Password salting is a defensive technique where a unique random value (the salt) is added to each password before hashing. This ensures that even if two users have the same password, their resulting hashes are different. More importantly, salting renders rainbow tables ineffective because the attacker would need to generate a separate rainbow table for every possible salt value, which is computationally impractical. DataSys+ highlights salting as a critical immediate control to protect stored credentials once a password compromise is identified.
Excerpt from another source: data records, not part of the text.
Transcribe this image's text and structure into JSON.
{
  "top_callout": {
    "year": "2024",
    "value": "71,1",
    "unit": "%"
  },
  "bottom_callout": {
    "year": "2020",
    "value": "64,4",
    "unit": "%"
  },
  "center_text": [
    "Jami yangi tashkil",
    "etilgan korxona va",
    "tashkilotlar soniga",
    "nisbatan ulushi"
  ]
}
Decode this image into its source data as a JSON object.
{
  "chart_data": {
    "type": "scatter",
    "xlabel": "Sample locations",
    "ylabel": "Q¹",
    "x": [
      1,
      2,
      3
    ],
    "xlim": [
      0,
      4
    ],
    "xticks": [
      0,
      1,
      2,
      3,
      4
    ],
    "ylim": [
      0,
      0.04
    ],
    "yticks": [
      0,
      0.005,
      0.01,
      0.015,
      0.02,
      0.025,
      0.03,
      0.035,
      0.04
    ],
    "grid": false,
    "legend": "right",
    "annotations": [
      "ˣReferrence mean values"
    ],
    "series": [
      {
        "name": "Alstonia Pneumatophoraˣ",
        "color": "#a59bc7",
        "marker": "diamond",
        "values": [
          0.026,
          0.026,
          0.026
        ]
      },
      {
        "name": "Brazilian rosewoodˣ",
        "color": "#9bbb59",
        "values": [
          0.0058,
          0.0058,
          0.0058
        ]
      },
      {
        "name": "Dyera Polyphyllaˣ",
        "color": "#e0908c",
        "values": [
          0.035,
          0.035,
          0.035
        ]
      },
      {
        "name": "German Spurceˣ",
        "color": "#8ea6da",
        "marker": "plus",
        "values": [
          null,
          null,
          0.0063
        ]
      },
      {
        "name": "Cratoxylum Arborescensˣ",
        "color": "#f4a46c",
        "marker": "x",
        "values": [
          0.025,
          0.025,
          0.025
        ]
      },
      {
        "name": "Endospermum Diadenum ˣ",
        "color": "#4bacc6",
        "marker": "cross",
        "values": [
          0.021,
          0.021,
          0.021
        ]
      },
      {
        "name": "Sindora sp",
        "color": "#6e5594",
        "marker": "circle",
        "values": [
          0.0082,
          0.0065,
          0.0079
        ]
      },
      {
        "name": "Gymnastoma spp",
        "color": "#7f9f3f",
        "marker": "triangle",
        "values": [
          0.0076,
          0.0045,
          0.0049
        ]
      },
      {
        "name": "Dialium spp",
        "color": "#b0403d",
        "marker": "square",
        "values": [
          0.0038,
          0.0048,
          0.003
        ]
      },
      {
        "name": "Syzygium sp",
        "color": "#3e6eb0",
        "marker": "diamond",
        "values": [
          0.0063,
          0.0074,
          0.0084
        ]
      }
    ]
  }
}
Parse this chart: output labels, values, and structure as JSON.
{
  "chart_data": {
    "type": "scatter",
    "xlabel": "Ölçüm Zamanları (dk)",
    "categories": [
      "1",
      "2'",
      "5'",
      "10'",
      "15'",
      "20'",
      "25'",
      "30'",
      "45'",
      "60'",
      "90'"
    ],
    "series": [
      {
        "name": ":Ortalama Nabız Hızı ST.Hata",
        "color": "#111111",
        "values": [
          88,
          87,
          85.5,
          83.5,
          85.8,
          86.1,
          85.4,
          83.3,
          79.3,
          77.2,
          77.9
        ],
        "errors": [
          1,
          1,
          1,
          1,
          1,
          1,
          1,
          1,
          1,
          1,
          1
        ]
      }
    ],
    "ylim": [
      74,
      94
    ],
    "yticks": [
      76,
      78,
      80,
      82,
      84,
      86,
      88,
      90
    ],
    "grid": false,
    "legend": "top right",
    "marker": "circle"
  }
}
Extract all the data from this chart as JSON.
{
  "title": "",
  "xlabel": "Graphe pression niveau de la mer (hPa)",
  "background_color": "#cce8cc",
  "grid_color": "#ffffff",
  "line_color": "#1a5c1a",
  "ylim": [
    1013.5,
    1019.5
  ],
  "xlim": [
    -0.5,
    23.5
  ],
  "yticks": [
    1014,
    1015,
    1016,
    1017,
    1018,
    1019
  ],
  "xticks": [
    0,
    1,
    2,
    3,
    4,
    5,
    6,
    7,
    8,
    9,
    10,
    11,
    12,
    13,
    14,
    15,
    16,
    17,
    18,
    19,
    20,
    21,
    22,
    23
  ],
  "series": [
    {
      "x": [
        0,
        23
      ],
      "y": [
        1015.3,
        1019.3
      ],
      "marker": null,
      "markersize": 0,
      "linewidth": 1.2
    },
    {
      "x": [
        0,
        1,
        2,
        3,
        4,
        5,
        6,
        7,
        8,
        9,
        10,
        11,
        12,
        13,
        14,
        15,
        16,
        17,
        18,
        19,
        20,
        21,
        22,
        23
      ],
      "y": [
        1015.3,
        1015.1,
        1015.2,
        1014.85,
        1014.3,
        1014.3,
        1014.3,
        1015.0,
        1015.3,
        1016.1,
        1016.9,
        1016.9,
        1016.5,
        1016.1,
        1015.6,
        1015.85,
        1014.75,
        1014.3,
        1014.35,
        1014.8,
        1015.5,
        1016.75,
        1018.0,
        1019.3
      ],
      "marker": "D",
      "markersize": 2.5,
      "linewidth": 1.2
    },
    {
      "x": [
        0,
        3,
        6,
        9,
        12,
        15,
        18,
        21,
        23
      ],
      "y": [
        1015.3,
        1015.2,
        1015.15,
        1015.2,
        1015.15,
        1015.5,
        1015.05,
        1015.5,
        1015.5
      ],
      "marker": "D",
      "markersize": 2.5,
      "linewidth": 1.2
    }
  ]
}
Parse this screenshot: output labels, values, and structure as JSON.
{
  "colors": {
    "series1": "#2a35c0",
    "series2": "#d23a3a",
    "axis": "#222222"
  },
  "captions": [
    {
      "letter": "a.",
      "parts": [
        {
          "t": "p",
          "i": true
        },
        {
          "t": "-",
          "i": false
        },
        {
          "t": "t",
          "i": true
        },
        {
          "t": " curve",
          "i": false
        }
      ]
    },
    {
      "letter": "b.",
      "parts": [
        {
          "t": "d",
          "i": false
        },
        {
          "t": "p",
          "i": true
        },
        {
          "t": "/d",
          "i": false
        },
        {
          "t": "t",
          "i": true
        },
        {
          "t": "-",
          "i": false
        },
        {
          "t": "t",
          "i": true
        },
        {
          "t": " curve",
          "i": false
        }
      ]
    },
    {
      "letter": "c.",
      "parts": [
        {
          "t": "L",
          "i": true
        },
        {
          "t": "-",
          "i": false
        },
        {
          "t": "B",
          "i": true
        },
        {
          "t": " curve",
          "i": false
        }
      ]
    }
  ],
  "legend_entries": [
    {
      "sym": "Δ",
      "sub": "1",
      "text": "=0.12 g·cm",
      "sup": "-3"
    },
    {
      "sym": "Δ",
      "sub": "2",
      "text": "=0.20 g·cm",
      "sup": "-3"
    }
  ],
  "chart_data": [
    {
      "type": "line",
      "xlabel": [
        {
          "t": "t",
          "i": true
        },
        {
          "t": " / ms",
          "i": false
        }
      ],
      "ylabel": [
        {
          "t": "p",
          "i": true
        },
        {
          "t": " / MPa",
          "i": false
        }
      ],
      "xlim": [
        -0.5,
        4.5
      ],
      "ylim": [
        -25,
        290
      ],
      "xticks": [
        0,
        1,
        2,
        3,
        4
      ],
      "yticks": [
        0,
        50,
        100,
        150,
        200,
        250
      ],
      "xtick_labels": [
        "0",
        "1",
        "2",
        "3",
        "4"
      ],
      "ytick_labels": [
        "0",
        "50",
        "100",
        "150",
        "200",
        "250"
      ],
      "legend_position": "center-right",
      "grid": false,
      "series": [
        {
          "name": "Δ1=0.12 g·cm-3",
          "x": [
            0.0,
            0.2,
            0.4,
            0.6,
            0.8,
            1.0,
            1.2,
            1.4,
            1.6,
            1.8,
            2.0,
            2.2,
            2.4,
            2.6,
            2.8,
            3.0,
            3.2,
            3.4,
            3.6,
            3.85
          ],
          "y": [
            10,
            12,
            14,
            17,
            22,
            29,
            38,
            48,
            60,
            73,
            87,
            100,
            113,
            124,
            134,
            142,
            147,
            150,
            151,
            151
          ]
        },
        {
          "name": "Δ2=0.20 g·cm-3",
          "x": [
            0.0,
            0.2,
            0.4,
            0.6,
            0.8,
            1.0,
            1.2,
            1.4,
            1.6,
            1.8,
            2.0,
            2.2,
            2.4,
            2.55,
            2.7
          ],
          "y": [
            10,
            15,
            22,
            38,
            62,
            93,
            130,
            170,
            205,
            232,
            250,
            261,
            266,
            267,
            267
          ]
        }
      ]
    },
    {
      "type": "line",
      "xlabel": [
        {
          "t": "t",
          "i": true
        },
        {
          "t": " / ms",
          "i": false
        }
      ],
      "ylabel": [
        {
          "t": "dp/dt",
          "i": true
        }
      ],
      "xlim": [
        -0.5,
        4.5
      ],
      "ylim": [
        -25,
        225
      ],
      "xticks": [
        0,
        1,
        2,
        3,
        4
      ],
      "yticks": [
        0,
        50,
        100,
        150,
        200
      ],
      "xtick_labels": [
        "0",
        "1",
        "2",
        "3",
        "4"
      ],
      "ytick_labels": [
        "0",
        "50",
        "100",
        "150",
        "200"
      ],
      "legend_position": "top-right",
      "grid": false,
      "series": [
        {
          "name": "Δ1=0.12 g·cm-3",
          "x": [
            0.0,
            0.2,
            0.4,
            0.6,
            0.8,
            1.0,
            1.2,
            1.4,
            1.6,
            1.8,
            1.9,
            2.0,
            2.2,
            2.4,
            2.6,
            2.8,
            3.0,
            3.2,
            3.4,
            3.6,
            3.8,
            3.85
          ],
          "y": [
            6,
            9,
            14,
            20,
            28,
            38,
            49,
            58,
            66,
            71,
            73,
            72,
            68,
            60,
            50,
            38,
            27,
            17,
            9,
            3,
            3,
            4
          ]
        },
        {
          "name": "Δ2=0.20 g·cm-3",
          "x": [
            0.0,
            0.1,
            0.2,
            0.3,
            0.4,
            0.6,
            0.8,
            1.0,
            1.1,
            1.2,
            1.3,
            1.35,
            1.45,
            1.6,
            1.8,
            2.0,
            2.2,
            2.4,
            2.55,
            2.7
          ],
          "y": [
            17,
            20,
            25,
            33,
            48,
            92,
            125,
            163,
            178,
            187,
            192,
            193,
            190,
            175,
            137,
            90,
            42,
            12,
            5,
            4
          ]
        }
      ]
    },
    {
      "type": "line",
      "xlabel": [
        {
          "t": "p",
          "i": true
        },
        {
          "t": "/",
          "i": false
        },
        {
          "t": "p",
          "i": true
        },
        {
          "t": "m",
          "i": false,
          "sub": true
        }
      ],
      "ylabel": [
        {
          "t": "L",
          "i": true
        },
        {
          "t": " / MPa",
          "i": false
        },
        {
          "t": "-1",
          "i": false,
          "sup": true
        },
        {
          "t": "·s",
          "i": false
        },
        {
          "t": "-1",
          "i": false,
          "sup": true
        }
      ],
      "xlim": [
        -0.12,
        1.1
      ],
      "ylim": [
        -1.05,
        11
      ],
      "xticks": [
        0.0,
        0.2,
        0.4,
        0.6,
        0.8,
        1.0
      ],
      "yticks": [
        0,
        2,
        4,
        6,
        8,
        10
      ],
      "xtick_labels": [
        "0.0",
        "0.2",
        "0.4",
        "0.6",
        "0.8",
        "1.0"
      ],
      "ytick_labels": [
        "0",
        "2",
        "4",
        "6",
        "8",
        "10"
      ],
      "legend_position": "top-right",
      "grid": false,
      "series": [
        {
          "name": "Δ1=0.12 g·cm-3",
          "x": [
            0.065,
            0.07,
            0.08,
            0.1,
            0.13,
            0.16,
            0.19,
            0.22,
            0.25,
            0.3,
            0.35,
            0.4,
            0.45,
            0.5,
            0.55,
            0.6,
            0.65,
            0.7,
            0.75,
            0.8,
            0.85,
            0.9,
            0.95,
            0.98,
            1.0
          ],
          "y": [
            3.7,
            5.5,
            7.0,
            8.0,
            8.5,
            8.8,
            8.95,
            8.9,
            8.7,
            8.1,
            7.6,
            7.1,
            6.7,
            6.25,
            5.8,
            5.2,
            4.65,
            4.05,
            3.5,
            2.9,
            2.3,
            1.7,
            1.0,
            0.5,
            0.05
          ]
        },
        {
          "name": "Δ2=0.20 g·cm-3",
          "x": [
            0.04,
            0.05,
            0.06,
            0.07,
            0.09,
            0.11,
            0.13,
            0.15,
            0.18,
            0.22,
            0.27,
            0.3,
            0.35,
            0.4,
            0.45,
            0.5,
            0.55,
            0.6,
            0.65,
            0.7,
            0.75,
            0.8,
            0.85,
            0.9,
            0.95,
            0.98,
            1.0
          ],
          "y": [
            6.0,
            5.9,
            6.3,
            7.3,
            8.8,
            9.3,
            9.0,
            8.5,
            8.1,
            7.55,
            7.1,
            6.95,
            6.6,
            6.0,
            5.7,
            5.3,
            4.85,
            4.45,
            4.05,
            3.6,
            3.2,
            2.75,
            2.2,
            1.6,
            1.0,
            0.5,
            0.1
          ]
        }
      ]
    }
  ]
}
Option C, strong passwords, is a preventative control but not the best immediate response. Even strong passwords can be compromised if hashes are unsalted and exposed. Option A, security and awareness training, addresses user behavior but does not mitigate the technical weakness exploited in this attack. Option B, implementing security policies and procedures, is important for long-term governance but does not directly stop rainbow table attacks against existing password hashes.
CompTIA DataSys+ emphasizes that when credential storage mechanisms are compromised, administrators must prioritize cryptographic protections at the database level. This includes salting, using strong hashing algorithms, and forcing credential resets. Among the options provided, password hash salting is the most direct and effective response to prevent the same attack vector from succeeding again.
Therefore, the best immediate response is D. Password hash salting, making it the verified and correct answer aligned with CompTIA DataSys+ guidance.